EXTEMPORE BRIDGES AND MAKESHIFTS FOR CROSSING
RIVERS OR RAVINES.
The solitary traveller in a wild country will be very rarely compelled to construct his own bridge, for, as a general rule, he will only have to pass once, or at most to return by the same route. The labour of making a bridge would be greater, and more time would be lost, than by seeking for a practicable passage at some distant point, or, in case a river was the impediment, forming a float of some kind.
Swamp roads, to make.
There are, however, occasions when there is no alternative but bridge-making, as when exploring expeditions, accompanied by pack animals, or a field force on the march, have rivers, swamps, ravines, or, perchance, rotten ice, to pass over. Where there is not water enough to float a canoe, but where there is sufficient to cause the formation of deep pools and dangerous mire, over which few animals used for the conveyance of baggage could pass without the aid of some artificial footway, narrow deep channels may be very often rendered comparatively easy to cross by filling them up with bundles of brushwood or marsh reeds. We were constantly in the habit, when engaged in making forced marches through Central India, of making use of the stalks of the recently cut juhari for this purpose. Unsafe ice can be rendered firm and secure by strewing a thick layer of reeds over it, and then throwing water enough to cause the whole to freeze into a compact mass.

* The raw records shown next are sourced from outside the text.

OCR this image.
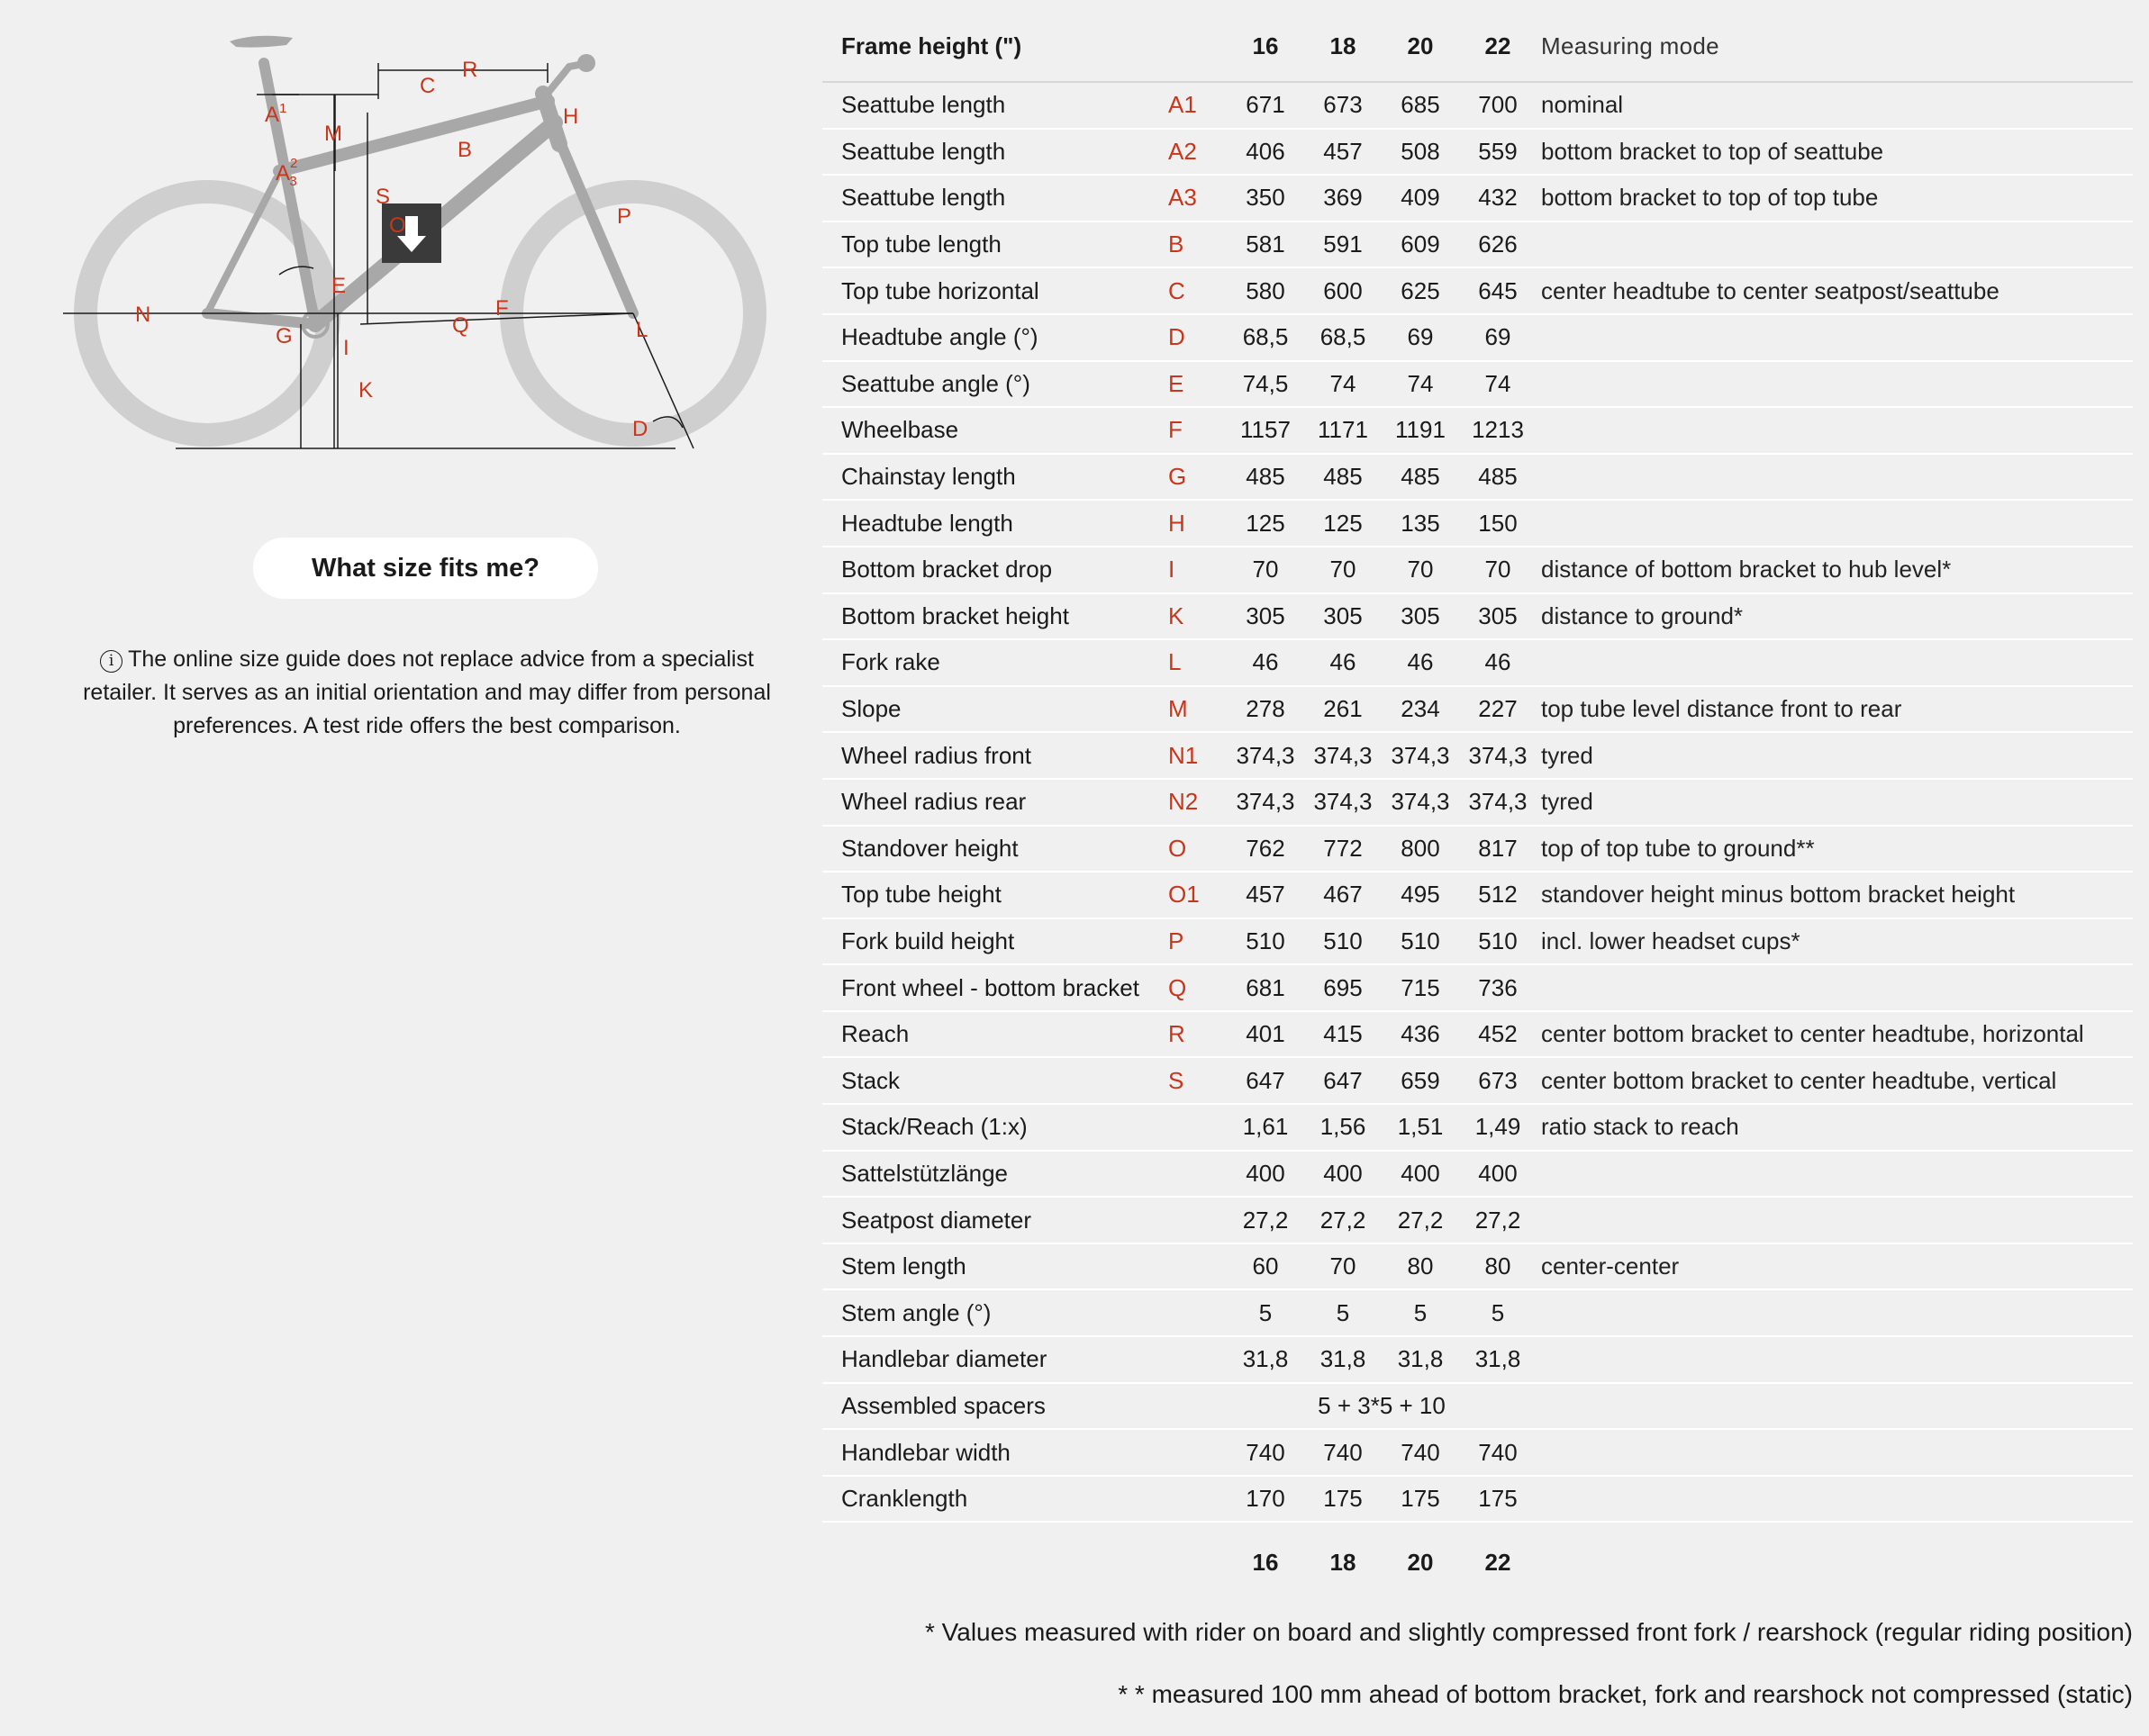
$A^1$
$A^2$ 3
M
B
C
R
H
S
O	P
E
N	F
G	Q	L
I
K
D
What size fits me?
i The online size guide does not replace advice from a specialist retailer. It serves as an initial orientation and may differ from personal preferences. A test ride offers the best comparison.
Frame height (")		16	18	20	22	Measuring mode
Seattube length	A1	671	673	685	700	nominal
Seattube length	A2	406	457	508	559	bottom bracket to top of seattube
Seattube length	A3	350	369	409	432	bottom bracket to top of top tube
Top tube length	B	581	591	609	626	
Top tube horizontal	C	580	600	625	645	center headtube to center seatpost/seattube
Headtube angle (°)	D	68,5	68,5	69	69	
Seattube angle (°)	E	74,5	74	74	74	
Wheelbase	F	1157	1171	1191	1213	
Chainstay length	G	485	485	485	485	
Headtube length	H	125	125	135	150	
Bottom bracket drop	I	70	70	70	70	distance of bottom bracket to hub level*
Bottom bracket height	K	305	305	305	305	distance to ground*
Fork rake	L	46	46	46	46	
Slope	M	278	261	234	227	top tube level distance front to rear
Wheel radius front	N1	374,3	374,3	374,3	374,3	tyred
Wheel radius rear	N2	374,3	374,3	374,3	374,3	tyred
Standover height	O	762	772	800	817	top of top tube to ground**
Top tube height	O1	457	467	495	512	standover height minus bottom bracket height
Fork build height	P	510	510	510	510	incl. lower headset cups*
Front wheel - bottom bracket	Q	681	695	715	736	
Reach	R	401	415	436	452	center bottom bracket to center headtube, horizontal
Stack	S	647	647	659	673	center bottom bracket to center headtube, vertical
Stack/Reach (1:x)		1,61	1,56	1,51	1,49	ratio stack to reach
Sattelstützlänge		400	400	400	400	
Seatpost diameter		27,2	27,2	27,2	27,2	
Stem length		60	70	80	80	center-center
Stem angle (°)		5	5	5	5	
Handlebar diameter		31,8	31,8	31,8	31,8	
Assembled spacers		5 + 3*5 + 10				
Handlebar width		740	740	740	740	
Cranklength		170	175	175	175	
		16	18	20	22	
* Values measured with rider on board and slightly compressed front fork / rearshock (regular riding position)
* * measured 100 mm ahead of bottom bracket, fork and rearshock not compressed (static)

Before, however, proceeding to describe the various modes usually had recourse to for rendering trees available for bridging purposes, it will be well to give a few plain and practical directions for ascertaining the width of rivers, ravines, and the arms of swamps, without the aid of scientific instruments, and also for finding, by makeshift modes, the altitude of trees.
To find the Width of a River without Instruments.
Fig. 1. If you have a pocket compass, and the river runs, say east and west, and you are on the south side, choose a well-defined tree, A, or other object on the opposite shore, and bring it to bear north of you; mark your position by putting in a stake or peg, B, turn to one side, say the left, and walk westward till A bears north-east, which will be the case at C; then C B will be exactly equal to B A, or the breadth of the river, because from the point C, A will bear north-east, and B will bear east, subtending an angle of 45°, and as the line C B is east, and B A is north, they subtend an angle of 90°, or a right angle, and must be of equal length; the triangle you have formed being the half of a square, divided by a diagonal line from corner to corner.
If you have room repeat this by walking east till A bears north-west from D; and if the first operation has been correctly performed, the second will confirm it; or if the first be in error, it is likely that the second will be exactly as much in error the opposite way, and the mean of the two observations will be approximately correct.